Most of the identity theft and fraud statistics available today relate to incidents of “account fraud,” which is unauthorized use of someone else’s account, and “true identity fraud,” which is using someone’s name and information to open up a new account such as a credit card, car loan or mortgage. A more threatening form of identity theft and one harder to detect is “synthetic identity theft,” which is when a fraudster combines identity elements of real people to create a fabricated identity. According to a statistical analysis conducted by ID Analytics, synthetic identity fraud comprises 88.3% of all identity fraud events and 73.8% of the total dollars lost by US businesses.

Data Breaches
In February 2005 one of the largest data brokers, Choicepoint, announced that identity thieves opened accounts to access the company’s databases of personal information on consumers. Since then, the Privacy Rights Clearinghouse has tracked the number of reported incidences of compromised data records that contain sensitive information identity thieves find useful, such as social security numbers, account numbers and driver’s license numbers. At the end of January 2007, the organization shows that 100,738,417 records have been involved in security breaches.
These incidents occur in a variety of industries including government, education, finance and retail and cover accidental breaches such as misplaced or stolen laptops as well as intentional crimes involving improperly secured websites and databases.
Prior to the incident with Choicepoint, many consumers were unaware that data broker companies existed and were able to compile profiles of them based on information available from what is commonly referred to as public data records. A general misconception about the term public data records is that these records are open to the public and easily accessible. The term public in this scenario is used to describe the information that legally comes from the public domain versus credit data. Public data sources include information from property records, driver’s license and motor vehicle registrations among others, all of which are not readily available to the public at large and in some instances not available at all.
Since data brokers do not need permission to collect and sell consumer information, many are calling for regulation to establish how companies can collect and use personal information. Specifically, Daniel Solove and Chris Jay Hoofnagle, called for the collection of such information by data broker to be consistent with the Fair Information Practice Principles in their paper titled “The Model Regime of Privacy Protection.”6 Specific legislative suggestions discussed include a way in which consumers have the ability to correct erroneous information that may exist within aggregated data brokers and the negative affects identity theft has on credit reports.

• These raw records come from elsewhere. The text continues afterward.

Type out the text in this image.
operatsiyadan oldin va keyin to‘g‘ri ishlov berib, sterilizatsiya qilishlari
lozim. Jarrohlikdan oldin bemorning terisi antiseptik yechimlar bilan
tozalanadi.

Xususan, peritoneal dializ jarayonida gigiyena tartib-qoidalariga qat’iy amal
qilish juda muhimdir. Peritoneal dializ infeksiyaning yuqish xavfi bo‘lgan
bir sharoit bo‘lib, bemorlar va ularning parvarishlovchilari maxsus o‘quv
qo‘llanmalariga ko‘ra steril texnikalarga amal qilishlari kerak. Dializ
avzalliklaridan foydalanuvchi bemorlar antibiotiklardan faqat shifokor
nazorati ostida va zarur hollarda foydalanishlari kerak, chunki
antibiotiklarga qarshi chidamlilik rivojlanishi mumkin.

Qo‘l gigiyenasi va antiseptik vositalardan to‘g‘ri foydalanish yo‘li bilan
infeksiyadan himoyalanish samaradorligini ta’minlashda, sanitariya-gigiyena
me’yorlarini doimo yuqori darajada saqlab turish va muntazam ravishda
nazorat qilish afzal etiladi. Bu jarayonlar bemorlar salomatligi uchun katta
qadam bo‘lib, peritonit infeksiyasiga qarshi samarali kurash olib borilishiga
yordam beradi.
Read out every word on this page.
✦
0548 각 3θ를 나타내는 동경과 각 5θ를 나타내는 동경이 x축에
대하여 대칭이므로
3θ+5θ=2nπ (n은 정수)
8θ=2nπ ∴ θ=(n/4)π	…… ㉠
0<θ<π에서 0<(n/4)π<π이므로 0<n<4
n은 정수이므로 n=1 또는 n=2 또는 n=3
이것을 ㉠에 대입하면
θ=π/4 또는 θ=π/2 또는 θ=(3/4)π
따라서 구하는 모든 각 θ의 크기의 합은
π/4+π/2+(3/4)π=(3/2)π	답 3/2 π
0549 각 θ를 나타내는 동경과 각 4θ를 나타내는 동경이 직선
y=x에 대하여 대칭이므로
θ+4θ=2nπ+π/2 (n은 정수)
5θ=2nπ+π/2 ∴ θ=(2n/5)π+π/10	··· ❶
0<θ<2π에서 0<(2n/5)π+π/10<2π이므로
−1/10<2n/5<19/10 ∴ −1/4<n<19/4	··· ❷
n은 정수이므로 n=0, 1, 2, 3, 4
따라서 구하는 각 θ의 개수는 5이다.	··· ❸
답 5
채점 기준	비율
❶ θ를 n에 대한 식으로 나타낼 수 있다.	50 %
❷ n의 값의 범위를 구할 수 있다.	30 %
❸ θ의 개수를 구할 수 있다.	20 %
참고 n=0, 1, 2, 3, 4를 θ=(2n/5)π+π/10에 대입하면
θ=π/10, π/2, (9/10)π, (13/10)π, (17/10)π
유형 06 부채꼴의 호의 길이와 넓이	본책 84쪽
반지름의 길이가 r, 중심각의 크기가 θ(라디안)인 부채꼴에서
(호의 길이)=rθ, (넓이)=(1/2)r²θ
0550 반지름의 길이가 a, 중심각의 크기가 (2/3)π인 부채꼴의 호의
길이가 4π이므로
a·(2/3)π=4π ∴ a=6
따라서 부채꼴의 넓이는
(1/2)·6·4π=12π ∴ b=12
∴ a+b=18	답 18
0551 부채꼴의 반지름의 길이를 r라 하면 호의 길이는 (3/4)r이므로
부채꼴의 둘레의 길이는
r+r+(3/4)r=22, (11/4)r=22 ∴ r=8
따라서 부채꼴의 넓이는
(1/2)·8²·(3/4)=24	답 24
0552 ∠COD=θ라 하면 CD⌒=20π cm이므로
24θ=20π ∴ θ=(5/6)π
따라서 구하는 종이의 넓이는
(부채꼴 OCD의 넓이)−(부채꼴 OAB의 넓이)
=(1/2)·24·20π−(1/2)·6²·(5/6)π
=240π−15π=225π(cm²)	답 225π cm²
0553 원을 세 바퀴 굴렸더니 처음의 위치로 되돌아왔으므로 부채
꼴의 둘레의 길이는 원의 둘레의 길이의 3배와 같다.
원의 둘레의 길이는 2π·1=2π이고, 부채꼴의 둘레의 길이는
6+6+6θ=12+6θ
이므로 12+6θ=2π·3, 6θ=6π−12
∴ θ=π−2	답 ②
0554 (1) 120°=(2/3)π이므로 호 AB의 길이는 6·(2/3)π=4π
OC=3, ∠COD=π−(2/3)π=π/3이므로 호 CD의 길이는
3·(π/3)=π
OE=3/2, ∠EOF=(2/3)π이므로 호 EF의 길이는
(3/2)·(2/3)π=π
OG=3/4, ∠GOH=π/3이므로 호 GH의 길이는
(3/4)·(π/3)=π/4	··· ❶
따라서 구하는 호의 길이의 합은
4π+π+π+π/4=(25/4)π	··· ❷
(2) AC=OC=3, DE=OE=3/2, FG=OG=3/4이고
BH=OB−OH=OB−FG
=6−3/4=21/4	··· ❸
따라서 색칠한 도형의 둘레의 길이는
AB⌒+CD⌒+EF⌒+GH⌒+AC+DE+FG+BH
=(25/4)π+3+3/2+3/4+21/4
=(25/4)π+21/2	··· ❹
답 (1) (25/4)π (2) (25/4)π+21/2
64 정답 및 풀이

While credit bureaus offer fraud alerts and monitoring there is still confusion about the steps needed to clear one’s fraudulent information. And most data brokers currently do not provide similar services. As Shelia Gorden, Director of Victim Services at the ITRC states, “Many think that credit monitoring services will completely protect them. In truth these services only play a partial role in notifying consumers of potential financial identity theft cases.”7 Addressing this issue presents an excellent market opportunity for companies willing to take on the challenge by providing services to monitor and correct information in personal information files.
Consumer Privacy
Hand in hand with data breaches is the issue of consumer privacy. With the Fair Credit Reporting Act in 1970 consumers have been protected from the disclosure of inaccurate and arbitrary personal information held by consumer reporting agencies. However, this act does not restrict the amount or type of information that can be collected.